At its New York premiere, the 76-minute film will be screened in its entirety. But Greene and director Shiva Kumar made Memory After Belsen so that it can also be watched in segments, to make it easier for high school and college teachers to show it in parts to classes on the Holocaust that may stretch over days or weeks.
Greene and Kumar make the point with Memory After Belsen, but also with footage taken by Allied troops who liberated the camps and clips from popular movies, that film can capture Holocaust memories.
They also shows how artists, writers, musicians and museum curators have documented and interpreted the Holocaust for future generations.
But Greene and Kumar seem most intrigued by one particular way to preserve memory—through the grandchildren of the survivors.

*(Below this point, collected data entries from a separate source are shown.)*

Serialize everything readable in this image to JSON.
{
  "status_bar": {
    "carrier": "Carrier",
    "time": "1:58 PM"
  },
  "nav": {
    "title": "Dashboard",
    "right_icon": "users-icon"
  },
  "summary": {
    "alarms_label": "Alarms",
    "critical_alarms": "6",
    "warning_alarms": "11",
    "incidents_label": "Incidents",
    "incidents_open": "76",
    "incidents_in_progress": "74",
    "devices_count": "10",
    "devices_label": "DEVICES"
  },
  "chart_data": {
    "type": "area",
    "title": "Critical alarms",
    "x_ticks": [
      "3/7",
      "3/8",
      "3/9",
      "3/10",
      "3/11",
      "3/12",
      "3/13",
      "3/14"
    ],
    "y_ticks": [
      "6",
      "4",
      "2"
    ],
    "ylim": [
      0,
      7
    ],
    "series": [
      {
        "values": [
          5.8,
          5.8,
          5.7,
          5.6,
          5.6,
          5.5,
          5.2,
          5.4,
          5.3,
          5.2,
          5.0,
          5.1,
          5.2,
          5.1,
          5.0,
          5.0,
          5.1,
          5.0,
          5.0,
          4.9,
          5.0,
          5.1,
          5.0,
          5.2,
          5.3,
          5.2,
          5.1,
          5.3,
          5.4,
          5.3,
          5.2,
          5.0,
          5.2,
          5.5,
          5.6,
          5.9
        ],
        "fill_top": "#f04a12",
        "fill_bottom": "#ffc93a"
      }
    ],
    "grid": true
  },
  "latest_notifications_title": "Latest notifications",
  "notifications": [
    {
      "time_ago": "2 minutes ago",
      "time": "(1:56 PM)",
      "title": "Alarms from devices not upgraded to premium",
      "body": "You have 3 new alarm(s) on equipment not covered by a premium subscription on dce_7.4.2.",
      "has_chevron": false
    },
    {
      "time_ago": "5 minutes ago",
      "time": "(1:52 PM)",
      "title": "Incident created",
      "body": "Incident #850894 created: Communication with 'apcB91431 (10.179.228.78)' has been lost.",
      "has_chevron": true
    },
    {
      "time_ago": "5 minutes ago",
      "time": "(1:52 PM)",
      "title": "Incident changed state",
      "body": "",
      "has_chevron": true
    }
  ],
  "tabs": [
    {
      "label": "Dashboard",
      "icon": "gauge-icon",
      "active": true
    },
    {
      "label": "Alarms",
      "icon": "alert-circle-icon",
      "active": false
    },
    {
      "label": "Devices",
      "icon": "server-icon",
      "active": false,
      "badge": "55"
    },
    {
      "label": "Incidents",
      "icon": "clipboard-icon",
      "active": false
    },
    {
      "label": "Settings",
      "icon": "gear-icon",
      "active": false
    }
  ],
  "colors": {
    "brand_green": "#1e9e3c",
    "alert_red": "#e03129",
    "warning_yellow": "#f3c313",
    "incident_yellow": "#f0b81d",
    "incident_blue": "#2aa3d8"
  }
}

The film follows Robyn Thaler Hickey, whose grandmother was the lone member of her family to survive the Bergen-Belsen death camp. Hickey’s journey to the camp, now a memorial, begins with her plane ride to Germany. She snaps pictures of the land below with her smartphone, wondering in a voiceover about the place where her grandmother’s family lies in mass graves.
And she wonders about her responsibility to get her personal history right.
“If I have kids one day, what story am I going to tell them?” she asks. “And what if I got it wrong. It would be really upsetting if I got it wrong.”
Holocaust educator Tracy Garrison-Feinberg explains, at the end of the film, why everyone—Jewish or not—should ask Hickey’s question.
“I’m an African-American southerner; I’m a Catholic . . . this is not my history,” she said, putting those last words in quotes with her fingers.
But “we are capable of great evil and we are capable of great goodness and grace,” she continued. “Ultimately it’s my history, because it’s human history.”
Her answer raises a further question tackled by the film: should the Holocaust be taught as a unique or universal experience? Does it stand alone, or with other genocides?
Greene, whose grandmother was one of two members of her family to survive the Holocaust—the others died at Auschwitz—said he believes the Holocaust teaches universal lessons.
But the risk of universalizing the Holocaust “is to strip it from its particular horror” and perhaps fail to understand its breadth and scope, said Greene, who teaches religion at Hofstra University on Long Island.
Let’s not broaden it too much, he warned, “in the name of some abstract concept such as man’s inhumanity to man.”